Born in Detroit, Michigan in 1950 and educated at Michigan State and Bowling Green State universities, Carolyn Forche is a prolific poet and translator. Her victory in the Yale Series of Younger Poets Competition with her debut collection 'Gathering the Tribes' signaled the emergence of a great talent, one whose poetic ability was confirmed with the publication of her second collection, 'The Country Between Us'. This collection, which was published with the help of and praised generously by Canadian novelist Margaret Atwood, explores the current political situation and its historic influences in El Salvador. The civil war that was going on there at the time led some to describe her as a political poet, though Forche herself has said that she prefers the term 'a poet who is politically engaged'. 'The Country Between Us' was awarded the Alice Fay di Castagnola prize, administered by the Poetry Society of America.
If 'The Country Between Us' was evidence of a humanitarian instinct in Forche's poetry, then her later work has proven this to be true.
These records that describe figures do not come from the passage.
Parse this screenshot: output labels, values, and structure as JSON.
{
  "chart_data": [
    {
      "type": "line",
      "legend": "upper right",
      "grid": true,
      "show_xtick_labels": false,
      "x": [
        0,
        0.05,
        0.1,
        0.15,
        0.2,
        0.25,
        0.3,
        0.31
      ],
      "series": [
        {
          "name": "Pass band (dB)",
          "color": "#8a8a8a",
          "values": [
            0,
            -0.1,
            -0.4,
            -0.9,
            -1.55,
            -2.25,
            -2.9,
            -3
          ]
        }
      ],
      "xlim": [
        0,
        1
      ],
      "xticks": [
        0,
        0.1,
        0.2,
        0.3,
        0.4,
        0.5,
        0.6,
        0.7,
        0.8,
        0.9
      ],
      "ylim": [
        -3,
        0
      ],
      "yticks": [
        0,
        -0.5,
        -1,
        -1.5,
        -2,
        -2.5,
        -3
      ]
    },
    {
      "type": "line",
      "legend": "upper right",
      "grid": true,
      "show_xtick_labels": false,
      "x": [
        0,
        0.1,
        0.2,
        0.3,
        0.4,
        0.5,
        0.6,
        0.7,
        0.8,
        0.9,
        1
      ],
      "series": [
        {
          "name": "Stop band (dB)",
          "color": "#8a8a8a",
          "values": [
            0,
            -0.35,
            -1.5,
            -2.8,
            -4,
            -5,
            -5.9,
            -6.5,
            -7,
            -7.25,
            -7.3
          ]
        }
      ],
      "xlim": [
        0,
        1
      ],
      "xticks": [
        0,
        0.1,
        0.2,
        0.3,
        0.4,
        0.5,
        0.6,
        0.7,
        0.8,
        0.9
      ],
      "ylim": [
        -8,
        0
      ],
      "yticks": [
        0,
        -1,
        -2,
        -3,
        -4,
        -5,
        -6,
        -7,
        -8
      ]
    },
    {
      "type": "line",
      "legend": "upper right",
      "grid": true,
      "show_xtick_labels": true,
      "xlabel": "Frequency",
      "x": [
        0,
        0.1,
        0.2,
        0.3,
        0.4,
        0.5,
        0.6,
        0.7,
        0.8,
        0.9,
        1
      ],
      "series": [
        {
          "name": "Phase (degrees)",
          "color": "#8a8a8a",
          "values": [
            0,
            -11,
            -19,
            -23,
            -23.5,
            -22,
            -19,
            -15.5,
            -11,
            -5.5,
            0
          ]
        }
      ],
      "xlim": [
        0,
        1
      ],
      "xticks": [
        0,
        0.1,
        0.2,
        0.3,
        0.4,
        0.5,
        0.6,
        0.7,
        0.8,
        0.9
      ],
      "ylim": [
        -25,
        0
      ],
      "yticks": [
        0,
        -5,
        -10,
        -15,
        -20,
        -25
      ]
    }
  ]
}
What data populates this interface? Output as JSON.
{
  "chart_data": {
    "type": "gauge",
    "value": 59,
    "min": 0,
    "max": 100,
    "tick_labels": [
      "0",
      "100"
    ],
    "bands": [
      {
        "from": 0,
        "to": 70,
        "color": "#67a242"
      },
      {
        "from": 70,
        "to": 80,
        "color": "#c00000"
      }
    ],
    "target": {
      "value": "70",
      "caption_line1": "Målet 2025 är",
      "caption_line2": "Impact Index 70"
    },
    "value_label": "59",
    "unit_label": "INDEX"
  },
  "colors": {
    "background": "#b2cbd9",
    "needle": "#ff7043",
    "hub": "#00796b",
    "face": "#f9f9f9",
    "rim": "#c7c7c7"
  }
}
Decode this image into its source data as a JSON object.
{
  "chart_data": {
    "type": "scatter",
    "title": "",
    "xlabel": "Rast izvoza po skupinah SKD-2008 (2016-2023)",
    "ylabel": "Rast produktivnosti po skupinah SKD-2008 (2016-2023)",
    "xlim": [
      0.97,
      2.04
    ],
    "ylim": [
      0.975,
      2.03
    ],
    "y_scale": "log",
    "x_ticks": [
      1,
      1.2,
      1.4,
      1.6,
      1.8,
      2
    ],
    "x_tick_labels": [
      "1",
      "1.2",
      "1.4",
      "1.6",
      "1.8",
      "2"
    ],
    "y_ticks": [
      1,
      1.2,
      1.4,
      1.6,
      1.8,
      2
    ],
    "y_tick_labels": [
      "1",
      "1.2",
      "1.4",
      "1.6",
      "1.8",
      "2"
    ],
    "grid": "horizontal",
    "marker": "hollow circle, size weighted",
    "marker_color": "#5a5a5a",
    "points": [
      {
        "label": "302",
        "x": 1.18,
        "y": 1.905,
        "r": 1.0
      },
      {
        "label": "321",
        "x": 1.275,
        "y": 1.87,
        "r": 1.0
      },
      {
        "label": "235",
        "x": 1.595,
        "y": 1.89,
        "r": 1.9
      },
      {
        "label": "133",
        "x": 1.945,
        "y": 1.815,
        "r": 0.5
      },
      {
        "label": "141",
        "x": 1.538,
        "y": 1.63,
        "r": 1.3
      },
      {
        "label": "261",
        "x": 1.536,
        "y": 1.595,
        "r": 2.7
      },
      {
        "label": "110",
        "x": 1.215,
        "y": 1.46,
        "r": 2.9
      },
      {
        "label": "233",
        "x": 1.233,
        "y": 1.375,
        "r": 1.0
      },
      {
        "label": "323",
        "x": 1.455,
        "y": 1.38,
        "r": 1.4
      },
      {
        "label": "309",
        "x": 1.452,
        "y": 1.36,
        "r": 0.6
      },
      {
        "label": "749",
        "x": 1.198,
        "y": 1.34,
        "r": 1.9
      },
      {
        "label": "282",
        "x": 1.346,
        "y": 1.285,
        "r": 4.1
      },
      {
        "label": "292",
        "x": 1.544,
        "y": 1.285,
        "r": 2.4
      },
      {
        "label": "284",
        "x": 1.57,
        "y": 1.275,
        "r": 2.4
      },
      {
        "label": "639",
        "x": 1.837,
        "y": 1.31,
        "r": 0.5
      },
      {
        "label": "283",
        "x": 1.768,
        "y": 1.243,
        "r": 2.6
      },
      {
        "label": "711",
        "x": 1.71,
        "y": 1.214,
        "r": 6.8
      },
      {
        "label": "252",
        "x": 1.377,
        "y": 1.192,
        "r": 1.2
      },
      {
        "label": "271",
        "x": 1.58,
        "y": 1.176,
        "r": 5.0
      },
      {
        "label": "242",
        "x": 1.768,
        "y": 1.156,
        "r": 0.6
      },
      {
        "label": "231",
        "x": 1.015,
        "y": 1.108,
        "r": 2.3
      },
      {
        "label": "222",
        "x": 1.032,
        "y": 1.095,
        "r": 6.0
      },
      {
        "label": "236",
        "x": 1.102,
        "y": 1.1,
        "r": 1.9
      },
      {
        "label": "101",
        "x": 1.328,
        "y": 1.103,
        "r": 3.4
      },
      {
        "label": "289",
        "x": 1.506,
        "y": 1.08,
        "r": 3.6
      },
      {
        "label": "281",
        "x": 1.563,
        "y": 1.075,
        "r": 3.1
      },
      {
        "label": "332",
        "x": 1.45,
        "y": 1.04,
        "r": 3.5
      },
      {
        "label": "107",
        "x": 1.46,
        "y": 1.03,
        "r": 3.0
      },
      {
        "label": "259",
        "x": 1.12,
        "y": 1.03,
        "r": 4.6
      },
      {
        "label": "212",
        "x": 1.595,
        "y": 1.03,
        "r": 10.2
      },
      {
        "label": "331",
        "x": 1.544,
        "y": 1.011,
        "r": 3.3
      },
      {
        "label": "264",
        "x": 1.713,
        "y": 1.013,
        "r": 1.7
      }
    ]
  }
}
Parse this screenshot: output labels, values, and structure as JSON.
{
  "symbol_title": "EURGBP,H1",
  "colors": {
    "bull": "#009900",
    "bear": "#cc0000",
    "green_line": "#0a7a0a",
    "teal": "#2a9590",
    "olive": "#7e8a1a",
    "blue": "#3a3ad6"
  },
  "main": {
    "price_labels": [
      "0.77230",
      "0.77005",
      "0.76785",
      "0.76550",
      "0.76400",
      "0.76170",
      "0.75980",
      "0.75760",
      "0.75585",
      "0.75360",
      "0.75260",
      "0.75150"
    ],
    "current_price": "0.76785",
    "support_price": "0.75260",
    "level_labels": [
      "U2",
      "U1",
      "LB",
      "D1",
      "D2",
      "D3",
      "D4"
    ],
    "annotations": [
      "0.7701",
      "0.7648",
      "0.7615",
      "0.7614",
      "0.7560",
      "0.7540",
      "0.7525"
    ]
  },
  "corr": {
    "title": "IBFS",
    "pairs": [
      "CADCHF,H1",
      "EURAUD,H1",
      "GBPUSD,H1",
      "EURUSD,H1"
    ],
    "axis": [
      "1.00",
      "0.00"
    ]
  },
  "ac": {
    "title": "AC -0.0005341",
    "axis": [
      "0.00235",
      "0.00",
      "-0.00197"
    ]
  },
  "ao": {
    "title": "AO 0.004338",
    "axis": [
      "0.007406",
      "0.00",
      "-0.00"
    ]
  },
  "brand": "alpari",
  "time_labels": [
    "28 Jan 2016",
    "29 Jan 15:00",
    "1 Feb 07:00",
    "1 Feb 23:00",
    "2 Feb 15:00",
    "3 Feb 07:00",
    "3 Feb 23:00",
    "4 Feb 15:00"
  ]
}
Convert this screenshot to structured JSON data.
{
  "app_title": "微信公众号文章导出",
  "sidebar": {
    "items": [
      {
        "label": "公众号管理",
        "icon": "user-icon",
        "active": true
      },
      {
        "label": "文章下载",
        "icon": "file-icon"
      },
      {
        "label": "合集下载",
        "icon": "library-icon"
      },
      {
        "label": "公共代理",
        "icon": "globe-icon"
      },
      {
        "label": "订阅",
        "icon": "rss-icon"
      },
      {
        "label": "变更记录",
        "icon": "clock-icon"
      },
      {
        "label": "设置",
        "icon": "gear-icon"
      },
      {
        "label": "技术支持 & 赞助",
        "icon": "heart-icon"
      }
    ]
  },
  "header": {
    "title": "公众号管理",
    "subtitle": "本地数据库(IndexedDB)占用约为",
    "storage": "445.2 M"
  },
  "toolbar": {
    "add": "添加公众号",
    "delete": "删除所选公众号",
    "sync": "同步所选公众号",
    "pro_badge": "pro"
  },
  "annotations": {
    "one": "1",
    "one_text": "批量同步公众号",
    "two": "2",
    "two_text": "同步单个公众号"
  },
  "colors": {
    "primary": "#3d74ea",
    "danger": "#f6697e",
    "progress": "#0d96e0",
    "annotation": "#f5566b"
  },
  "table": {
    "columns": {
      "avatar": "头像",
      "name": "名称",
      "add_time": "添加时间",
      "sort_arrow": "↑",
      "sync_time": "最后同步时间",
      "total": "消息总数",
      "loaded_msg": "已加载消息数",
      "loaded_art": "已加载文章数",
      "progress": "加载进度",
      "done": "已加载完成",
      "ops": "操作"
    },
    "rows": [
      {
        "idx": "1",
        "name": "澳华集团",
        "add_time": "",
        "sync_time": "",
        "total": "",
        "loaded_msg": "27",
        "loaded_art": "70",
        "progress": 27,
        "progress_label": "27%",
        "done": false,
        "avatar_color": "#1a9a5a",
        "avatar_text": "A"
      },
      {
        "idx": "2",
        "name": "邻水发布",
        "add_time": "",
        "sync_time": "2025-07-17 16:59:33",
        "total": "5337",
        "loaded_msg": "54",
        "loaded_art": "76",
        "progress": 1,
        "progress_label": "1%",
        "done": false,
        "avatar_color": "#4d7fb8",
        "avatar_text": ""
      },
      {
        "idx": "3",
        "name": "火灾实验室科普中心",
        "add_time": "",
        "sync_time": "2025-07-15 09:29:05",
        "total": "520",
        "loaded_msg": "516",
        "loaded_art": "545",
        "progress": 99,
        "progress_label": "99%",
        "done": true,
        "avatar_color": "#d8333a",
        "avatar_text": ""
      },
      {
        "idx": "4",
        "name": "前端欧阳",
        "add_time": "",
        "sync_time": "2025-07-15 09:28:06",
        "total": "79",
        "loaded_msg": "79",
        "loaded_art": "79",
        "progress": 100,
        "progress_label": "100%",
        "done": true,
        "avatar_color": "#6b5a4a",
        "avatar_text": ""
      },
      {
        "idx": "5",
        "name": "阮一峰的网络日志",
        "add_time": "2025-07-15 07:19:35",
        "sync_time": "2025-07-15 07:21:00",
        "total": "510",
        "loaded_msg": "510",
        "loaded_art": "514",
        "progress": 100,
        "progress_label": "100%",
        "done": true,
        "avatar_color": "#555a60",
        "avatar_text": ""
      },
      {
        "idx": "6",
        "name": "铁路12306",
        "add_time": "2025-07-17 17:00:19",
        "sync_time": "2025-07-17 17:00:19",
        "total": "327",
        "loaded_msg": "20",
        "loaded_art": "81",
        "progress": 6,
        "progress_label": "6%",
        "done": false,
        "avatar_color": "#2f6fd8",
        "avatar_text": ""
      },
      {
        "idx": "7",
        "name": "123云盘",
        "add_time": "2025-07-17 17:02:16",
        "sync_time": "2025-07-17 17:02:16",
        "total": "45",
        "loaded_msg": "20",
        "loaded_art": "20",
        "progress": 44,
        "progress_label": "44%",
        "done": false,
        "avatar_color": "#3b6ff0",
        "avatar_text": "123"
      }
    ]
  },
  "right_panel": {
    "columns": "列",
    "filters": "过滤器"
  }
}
In 1993, she amassed and edited an anthology of writings called 'Against Forgetting', which gave voice to writers who had had to endure personal sacrifice, state interference and political instability in attempting to do their lawful work. She has also translated works by Mahmoud Darwish, the feted Palestinian poet, and Claribel Alegria, a Nicaraguan author.
Returning to religion many times in her work (Forche was brought up in a Roman Catholic family), Forche's poems are sensual and political, humanitarian and literary. An influential voice in America's literary circles, Forche's desire to expose truths and do so through such a unique form as a poetry is commendable.